Graphic design is the use of color
Graphic design is the use of color, light, balance, contrast, emphasis, proportion, proximity, repetition, texture and a plethora of other elements to create a work of digital art that is pleasing to the eye. Graphic design is about seamlessly molding image and text to convey a theme, message, or often advertise a product or service. Graphic design dates back to prehistoric times. With hieroglyphs and cave-dwelling designs that became some of the first written language. Although communication, not aestheticism, was the primary concern, one can still argue for the overall visual design of the prehistoric artists. With the 1584 Gutenberg Printing Press, graphic design took on a whole new meaning. Now, text, coupled with visual appeal, could reach a wider audience than ever before. Although the use was – at first – primarily for Biblical and other important writings, the trend would soon spread to visual-appeal. Graphic design, as we know it, didn’t reach its boom until the computer era. With companies finding it increasingly necessary to have a corporate identity solution, visually-pleasing logo, and an online presence, graphic designers are definitely getting all the work they can handle.

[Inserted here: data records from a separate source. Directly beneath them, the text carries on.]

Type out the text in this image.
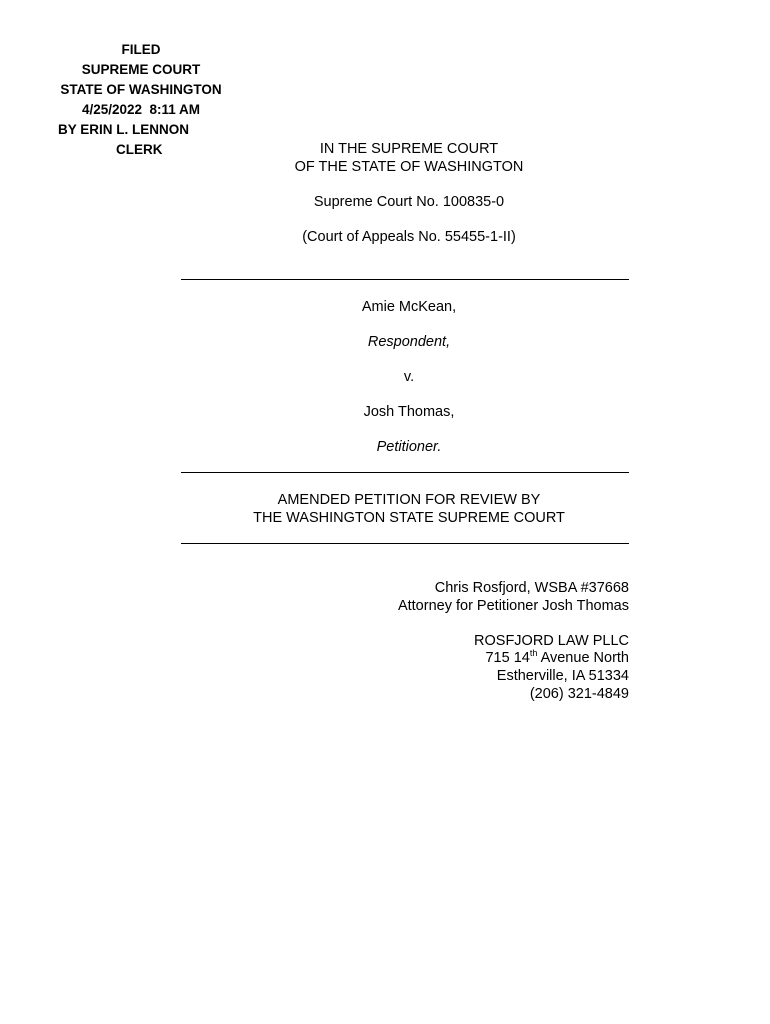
FILED
SUPREME COURT
STATE OF WASHINGTON
4/25/2022  8:11 AM
BY ERIN L. LENNON
CLERK	IN THE SUPREME COURT
OF THE STATE OF WASHINGTON
Supreme Court No. 100835-0
(Court of Appeals No. 55455-1-II)
Amie McKean,
Respondent,
v.
Josh Thomas,
Petitioner.
AMENDED PETITION FOR REVIEW BY
THE WASHINGTON STATE SUPREME COURT
Chris Rosfjord, WSBA #37668
Attorney for Petitioner Josh Thomas
ROSFJORD LAW PLLC
715 14th Avenue North
Estherville, IA 51334
(206) 321-4849
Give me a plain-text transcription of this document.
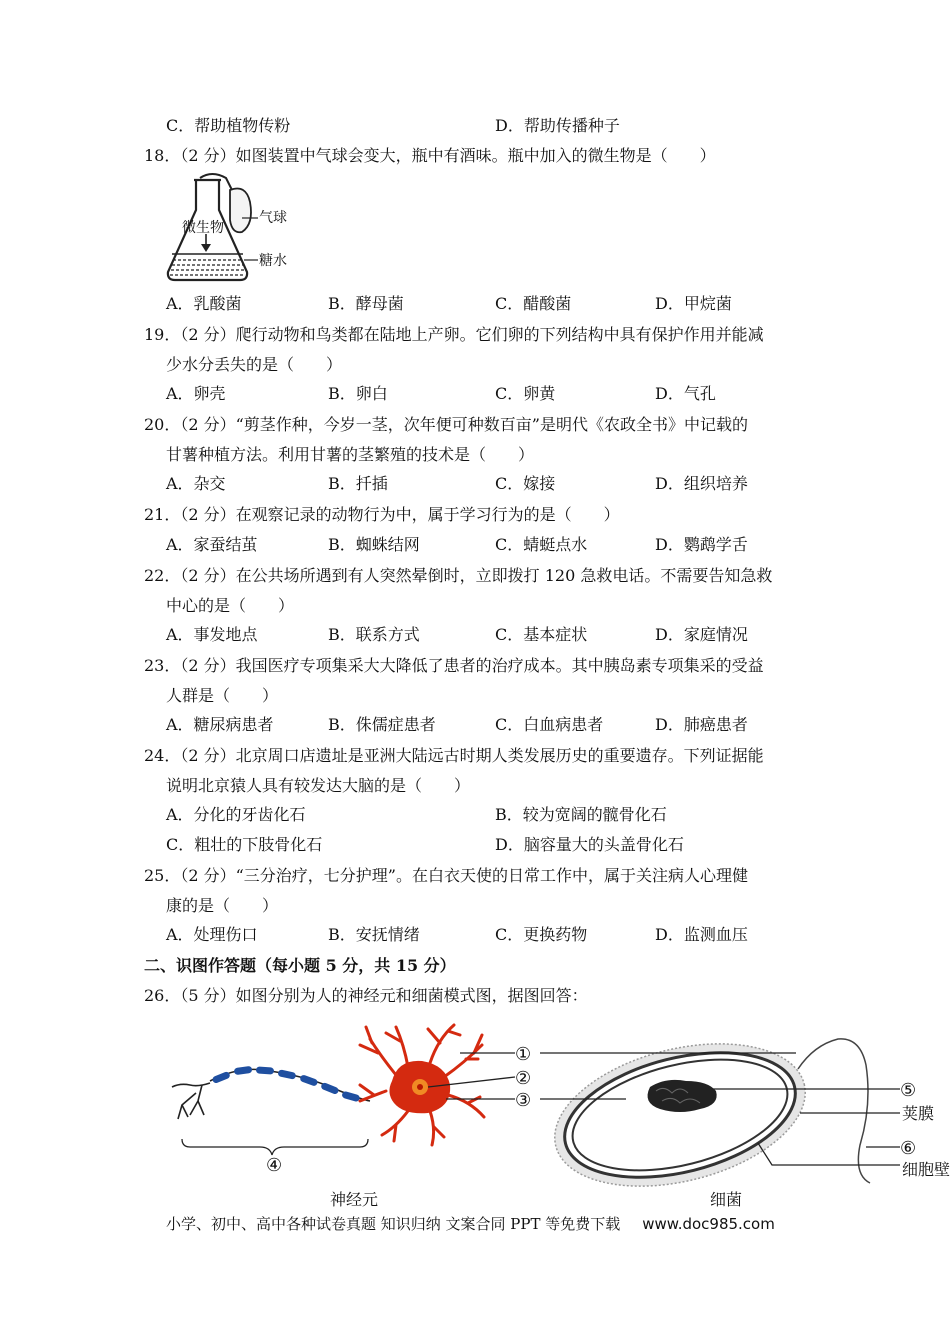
C．帮助植物传粉	D．帮助传播种子
18．（2 分）如图装置中气球会变大，瓶中有酒味。瓶中加入的微生物是（　　）
微生物
气球
糖水
A．乳酸菌	B．酵母菌	C．醋酸菌	D．甲烷菌
19．（2 分）爬行动物和鸟类都在陆地上产卵。它们卵的下列结构中具有保护作用并能减
少水分丢失的是（　　）
A．卵壳	B．卵白	C．卵黄	D．气孔
20．（2 分）“剪茎作种，今岁一茎，次年便可种数百亩”是明代《农政全书》中记载的
甘薯种植方法。利用甘薯的茎繁殖的技术是（　　）
A．杂交	B．扦插	C．嫁接	D．组织培养
21．（2 分）在观察记录的动物行为中，属于学习行为的是（　　）
A．家蚕结茧	B．蜘蛛结网	C．蜻蜓点水	D．鹦鹉学舌
22．（2 分）在公共场所遇到有人突然晕倒时，立即拨打 120 急救电话。不需要告知急救
中心的是（　　）
A．事发地点	B．联系方式	C．基本症状	D．家庭情况
23．（2 分）我国医疗专项集采大大降低了患者的治疗成本。其中胰岛素专项集采的受益
人群是（　　）
A．糖尿病患者	B．侏儒症患者	C．白血病患者	D．肺癌患者
24．（2 分）北京周口店遗址是亚洲大陆远古时期人类发展历史的重要遗存。下列证据能
说明北京猿人具有较发达大脑的是（　　）
A．分化的牙齿化石	B．较为宽阔的髋骨化石
C．粗壮的下肢骨化石	D．脑容量大的头盖骨化石
25．（2 分）“三分治疗，七分护理”。在白衣天使的日常工作中，属于关注病人心理健
康的是（　　）
A．处理伤口	B．安抚情绪	C．更换药物	D．监测血压
二、识图作答题（每小题 5 分，共 15 分）
26．（5 分）如图分别为人的神经元和细菌模式图，据图回答：
①
②
③
④
⑤
荚膜
⑥
细胞壁
神经元	细菌
小学、初中、高中各种试卷真题 知识归纳 文案合同 PPT 等免费下载 www.doc985.com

Today, graphic design and website design are two separate, but closely related, entities. Most all websites offer some visual appeal – that is, they include graphical elements. When one understands this, they can really begin to grasp the widespread effect that graphic design can have. Creating something with aesthetic appeal is a laborious task, when one considers all the elements of graphic design, along with the viewing audience. Attempting to convey an emotion or theme is especially difficult. Special consideration to the following principles is necessary – mood, style, message, and hierarchy.
Moreover, one must consider the audience. Although anyone can view a website, logo, or corporate identity package, only a few are really in the ‘target audience.’ With graphic design’s worldwide appeal, designers have developed geographic markets in which to showcase their talents.